O Grupo DST ofereceu ao Agrupamento de Escolas Sá de Miranda (AESM), em Braga, 50 computadores portáteis novos destinados a alunos carenciados, anunciou hoje a empresa, acrescentando que a doação inclui a oferta de serviço de internet pelos próximos quatro meses.

Em nota de imprensa, a empresa de Braga realça que “a desigualdade no acesso dos alunos ao ensino à distância tem estado em debate desde o início da pandemia, por incrementar ainda mais a vulnerabilidade das famílias de condições socioeconómicas mais desfavorecidas. No AESM essa realidade fez-se sentir com forte acuidade, porque muitos dos alunos são oriundos de famílias de baixos rendimentos.
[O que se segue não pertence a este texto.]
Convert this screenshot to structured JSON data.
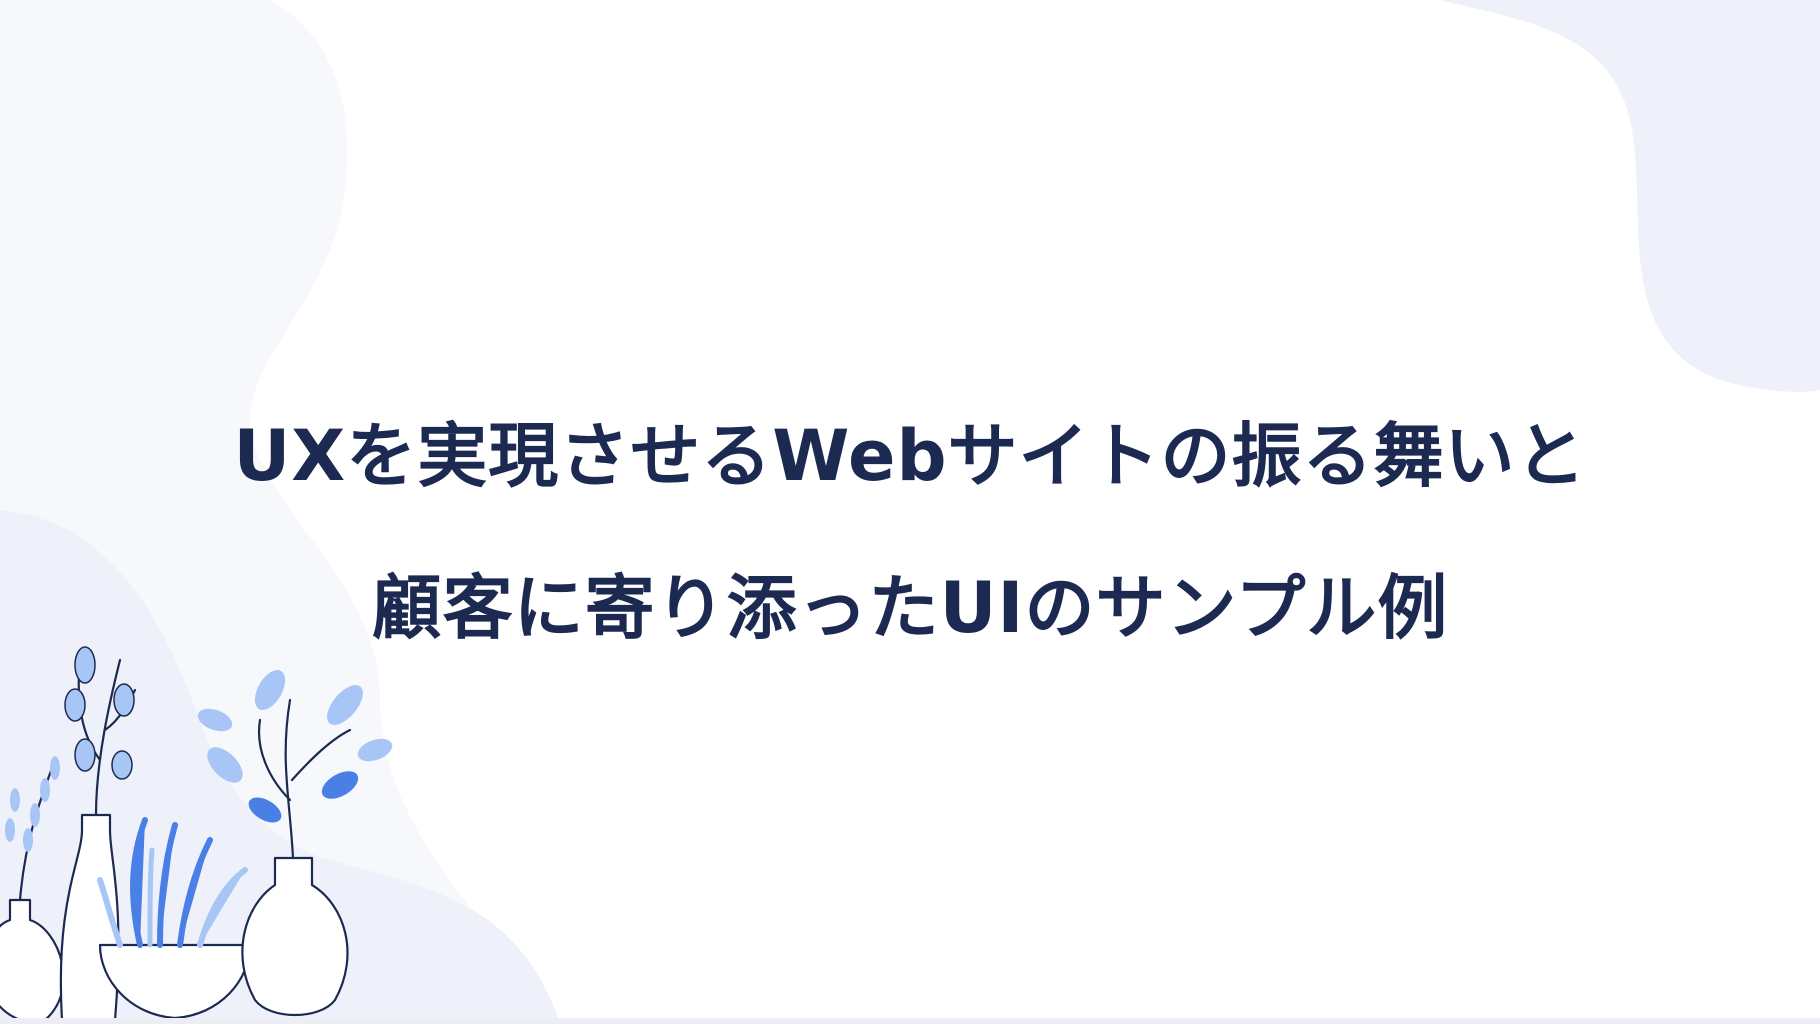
{
  "slide": {
    "title_line_1": "UXを実現させるWebサイトの振る舞いと",
    "title_line_2": "顧客に寄り添ったUIのサンプル例"
  },
  "colors": {
    "title_text": "#1c2a52",
    "blob_fill": "#eef1f9",
    "leaf_blue": "#4a7fe6",
    "leaf_light": "#a8c6f5",
    "line_dark": "#1c2a52"
  },
  "decorations": {
    "illustration": "potted-plants-illustration"
  }
}
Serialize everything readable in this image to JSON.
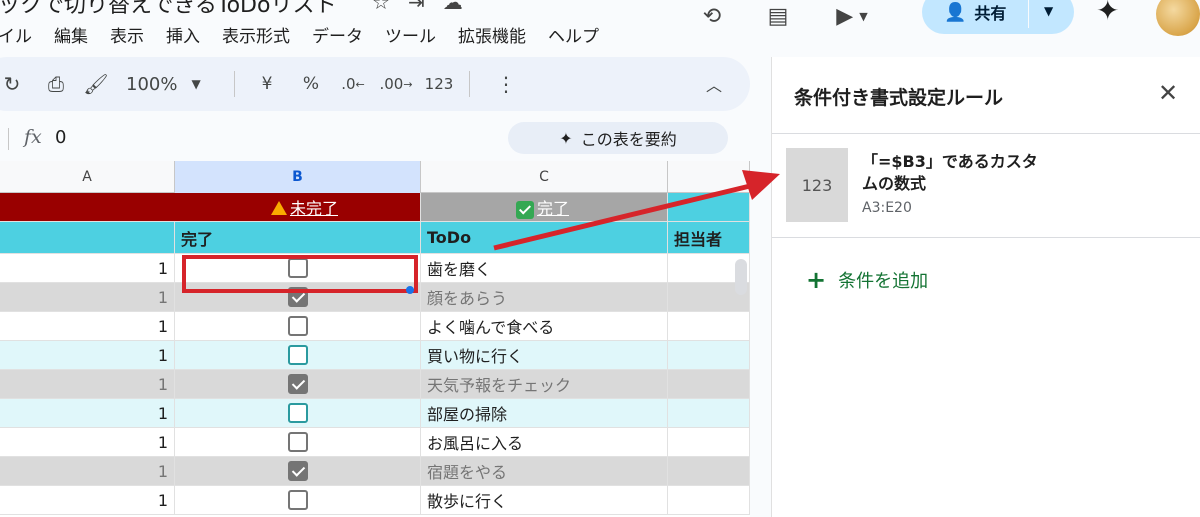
{
  "document": {
    "title": "ックで切り替えできるToDoリスト",
    "menu": [
      "イル",
      "編集",
      "表示",
      "挿入",
      "表示形式",
      "データ",
      "ツール",
      "拡張機能",
      "ヘルプ"
    ]
  },
  "header": {
    "share_label": "共有"
  },
  "toolbar": {
    "zoom": "100%",
    "currency": "¥",
    "percent": "%",
    "decrease_decimal": ".0",
    "increase_decimal": ".00",
    "number_format": "123"
  },
  "formula_bar": {
    "fx": "fx",
    "value": "0",
    "summarize_label": "この表を要約"
  },
  "grid": {
    "columns": [
      "A",
      "B",
      "C"
    ],
    "status_row": {
      "incomplete": "未完了",
      "complete": "完了"
    },
    "header_row": {
      "done": "完了",
      "todo": "ToDo",
      "owner": "担当者"
    },
    "rows": [
      {
        "a": "1",
        "checked": false,
        "todo": "歯を磨く",
        "style": "white"
      },
      {
        "a": "1",
        "checked": true,
        "todo": "顔をあらう",
        "style": "gray"
      },
      {
        "a": "1",
        "checked": false,
        "todo": "よく噛んで食べる",
        "style": "white"
      },
      {
        "a": "1",
        "checked": false,
        "todo": "買い物に行く",
        "style": "cyan"
      },
      {
        "a": "1",
        "checked": true,
        "todo": "天気予報をチェック",
        "style": "gray"
      },
      {
        "a": "1",
        "checked": false,
        "todo": "部屋の掃除",
        "style": "cyan"
      },
      {
        "a": "1",
        "checked": false,
        "todo": "お風呂に入る",
        "style": "white"
      },
      {
        "a": "1",
        "checked": true,
        "todo": "宿題をやる",
        "style": "gray"
      },
      {
        "a": "1",
        "checked": false,
        "todo": "散歩に行く",
        "style": "white"
      }
    ]
  },
  "panel": {
    "title": "条件付き書式設定ルール",
    "rule_thumb": "123",
    "rule_text": "「=$B3」であるカスタムの数式",
    "rule_range": "A3:E20",
    "add_rule": "条件を追加"
  },
  "colors": {
    "status_red": "#990000",
    "status_gray": "#a6a6a6",
    "header_cyan": "#4dd0e1",
    "row_gray": "#d9d9d9",
    "row_cyan": "#e0f7fa",
    "highlight_red": "#d6242a",
    "add_green": "#137333"
  }
}
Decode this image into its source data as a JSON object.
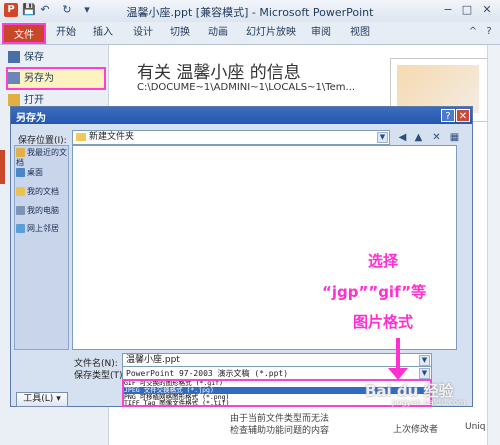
{
  "window": {
    "title": "温馨小座.ppt [兼容模式] - Microsoft PowerPoint",
    "app_badge": "P",
    "minimize_glyph": "−",
    "maximize_glyph": "□",
    "close_glyph": "✕"
  },
  "quick_access": {
    "save_glyph": "💾",
    "undo_glyph": "↶",
    "redo_glyph": "↻",
    "customize_glyph": "▾"
  },
  "ribbon": {
    "file_tab": "文件",
    "tabs": [
      "开始",
      "插入",
      "设计",
      "切换",
      "动画",
      "幻灯片放映",
      "审阅",
      "视图"
    ],
    "help_glyph": "?",
    "collapse_glyph": "^"
  },
  "backstage": {
    "items": [
      "保存",
      "另存为",
      "打开"
    ],
    "info_title": "有关 温馨小座 的信息",
    "info_path": "C:\\DOCUME~1\\ADMINI~1\\LOCALS~1\\Tem...",
    "bottom_text_1": "由于当前文件类型而无法",
    "bottom_text_2": "检查辅助功能问题的内容",
    "bottom_text_3": "上次修改者",
    "bottom_text_4": "Uniq"
  },
  "dialog": {
    "title": "另存为",
    "help_glyph": "?",
    "close_glyph": "✕",
    "save_in_label": "保存位置(I):",
    "save_in_value": "新建文件夹",
    "places": [
      "我最近的文档",
      "桌面",
      "我的文档",
      "我的电脑",
      "网上邻居"
    ],
    "filename_label": "文件名(N):",
    "filename_value": "温馨小座.ppt",
    "filetype_label": "保存类型(T):",
    "filetype_value": "PowerPoint 97-2003 演示文稿 (*.ppt)",
    "filetype_options": [
      "GIF 可交换的图形格式 (*.gif)",
      "JPEG 文件交换格式 (*.jpg)",
      "PNG 可移植网络图形格式 (*.png)",
      "TIFF Tag 图像文件格式 (*.tif)"
    ],
    "tools_label": "工具(L)",
    "toolbar_glyphs": [
      "◀",
      "▲",
      "✕",
      "▦"
    ]
  },
  "annotation": {
    "line1": "选择",
    "line2": "“jgp””gif”等",
    "line3": "图片格式"
  },
  "watermark": {
    "brand": "Bai du 经验",
    "url": "jingyan.baidu.com"
  }
}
Com o arranque do ensino à distância, o agrupamento constatou que a maioria das tarefas escolares não estavam a ser realizadas por falta de equipamento informático, pelo que a direção do AESM contactou parceiros e entidades locais, no sentido de solicitar apoio para minimizar a extensão do problema”.

O Grupo DST “respondeu de imediato ao pedido, disponibilizando 50 portáteis novos para os alunos identificados pelos professores e diretores de turma”, bem como a “instalação de fibra ótica para acesso à internet, aos que não tinham acesso, tendo ainda fornecido alguns hotspots para eventuais necessidades adicionais”,

O serviço de internet é gratuito nos próximos quatro meses e todas as despesas são diretamente debitadas pela Vodafone ao Grupo DST, realça o comunicado.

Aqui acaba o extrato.